Любой русский разведчик, проникнув с огромным трудом в расположение японцев, всегда расстреливался. Всю Россию обошла весть о русском солдате Рябове, который, переодевшись в китайца, ушел в тыл к японцам, был пойман и принял геройскую смерть, чем восхитил уважающих храбрость японских солдат и офицеров.
Другое дело японец — прицепив косу и выбрив лоб, зная чуть-чуть китайский язык, нравы и обычаи местного населения, он легко мог сойти за китайца и разгуливать, пользуясь беспечностью и незлобивостью нашего солдата, по расположению русских войск, торгуя курами и чумизными лепешками.

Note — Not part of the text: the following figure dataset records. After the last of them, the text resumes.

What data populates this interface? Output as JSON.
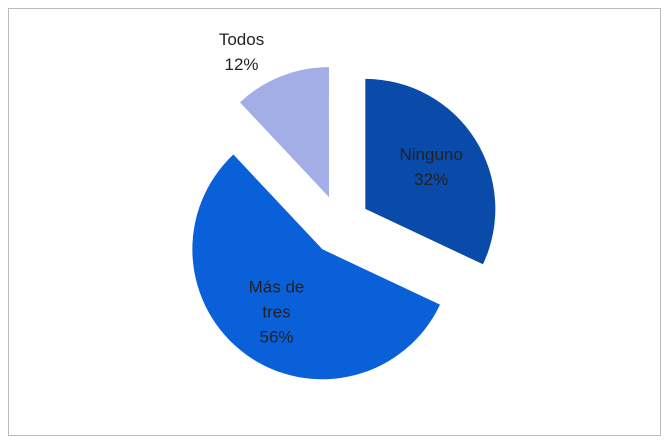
{
  "chart_data": {
    "type": "pie",
    "categories": [
      "Ninguno",
      "Más de tres",
      "Todos"
    ],
    "values": [
      32,
      56,
      12
    ],
    "value_labels": [
      "32%",
      "56%",
      "12%"
    ],
    "colors": [
      "#0a4aa8",
      "#0a60d8",
      "#a4aee6"
    ]
  }
}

В Русской армии в разведку к японцам шли добровольцы. Среди офицеров казачьих частей считалось особой доблестью участвовать в разъезде, отправляющемся в глубокую разведку. При этом никакого вознаграждения они не требовали, а честно и добросовестно выполняли свой долг, руководствуясь только одним принципом — «надо».
Критики казаков, такие, как Э. Тетгау, Л. Нодо, Гамильтон и другие, уже названные и не названные мной, осуждали казаков не только за «неумение вести разведку», но и за «неумение действовать в конном строю».

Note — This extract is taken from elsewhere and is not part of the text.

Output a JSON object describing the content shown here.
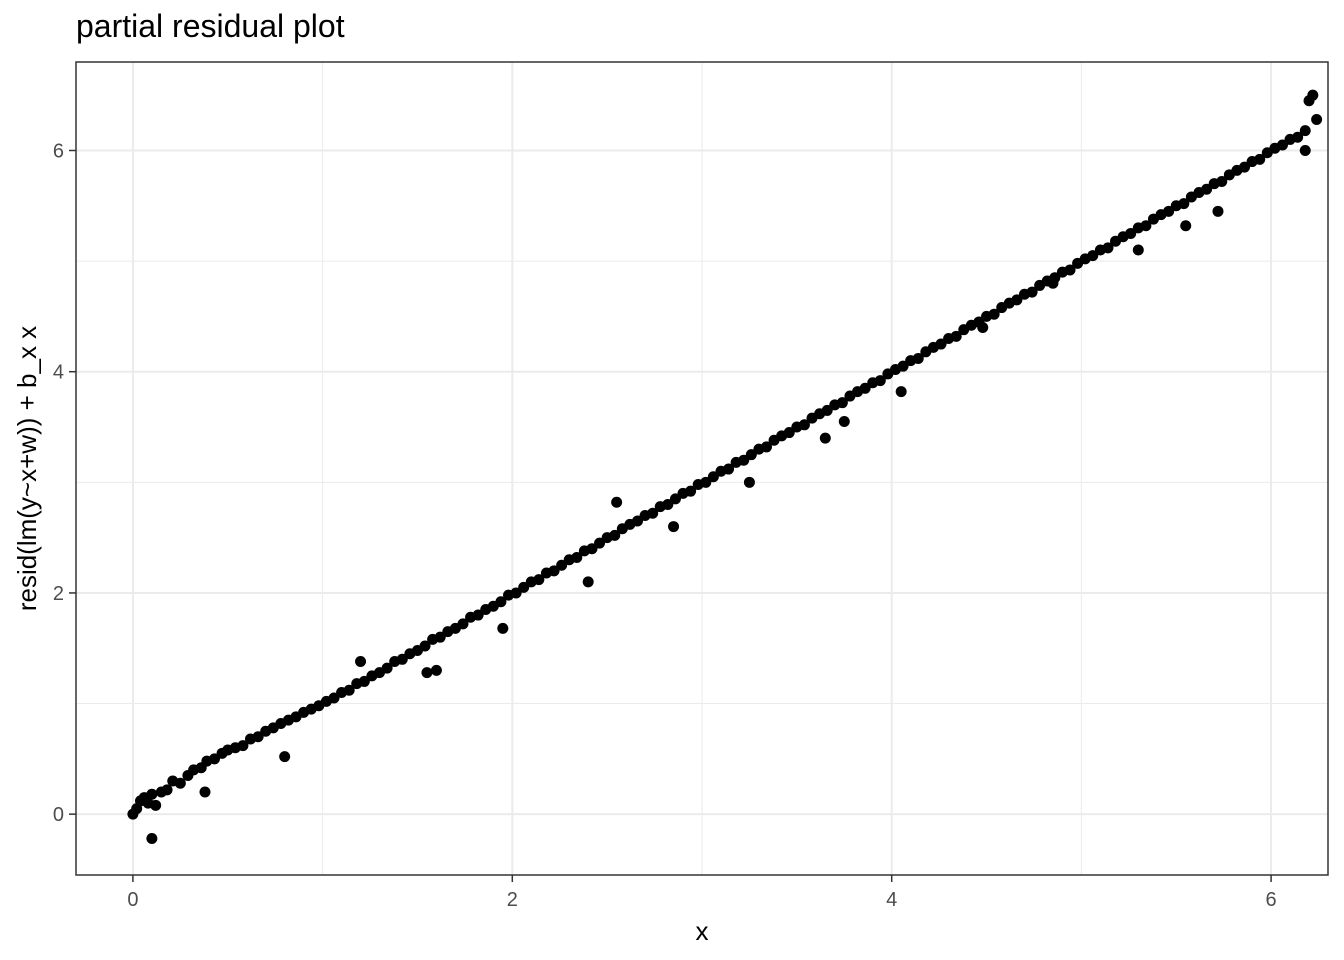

Но о каком конном строе могла быть речь при боях на такой местности, о которой уже упоминалось? Разве можно было атаковать «лавой» по глубокому ущелью, пересеченному множеством ручьев и речек, дно которых покрыто камнями, и лошади могли идти по воде только осторожно и медленно, нащупывая себе дорогу!
При всех недостатках, имевшихся в казачьих частях и выявившихся в ходе боев на перевалах и отступления к Ляояну и Мукдену, они со своей задачей справились. Большего требовать от них было нельзя.
Казачья бригада генерала Мищенко располагалась на отдыхе за Ляоянскими позициями. Люди и кони отдыхали, казаки сменили истрепавшееся обмундирование на новое, готовились к предстоящим боям.
Воздавая должное самоотверженной службе казаков, их подвигам совершенным в боях на перевалах, командующий Маньчжурской армией генерал А.Н. Куропаткин назначил на каждую сотню по 5 Знаков Отличия Военного ордена, дополнительно к тем трем, которые были пожалованы за поход в Корею и бой у Чончжу.
Для вручения наград командующий прибыл на бивак отряда лично.
По этому случаю 9 августа в 8.00 состоялся парад частей отдельной Забайкальской казачьей бригады. Военный корреспондент В. Апушкин, присутствовавший на этом торжестве, поместил в газете «Правительственный вестник» статью, в которой писал: «…казачьи полки и батареи выстроились лицом к Ляояну. Стоят боевые полки, которые в течение шести месяцев были в непрерывных боях. Казаки взволнованны. Над фронтом веют значки разноцветные с желтыми, зелеными, белыми каймами. В темных кожаных чехлах стоят знамена. Ветер раздувает ярко-желтый флаг генерала Мищенко.
В назначенный час генерал Мищенко выехал на коне впереди войск и скомандовал „Шашки вон!“, после чего повернул коня и поскакал навстречу командующему армией.
Во главе большой свиты тихо едет к полкам генерал-адъютант Куропаткин. Придержал коня, принял рапорт и направился к правому флангу, здоровается с частями… Объезд закончился. Шашки вложены в ножны. Командующий армией приказывает генералу Мищенко вызвать награжденных казаков вперед. „Вперед, предназначенные к награждению казаки!“ —дает команду Мищенко.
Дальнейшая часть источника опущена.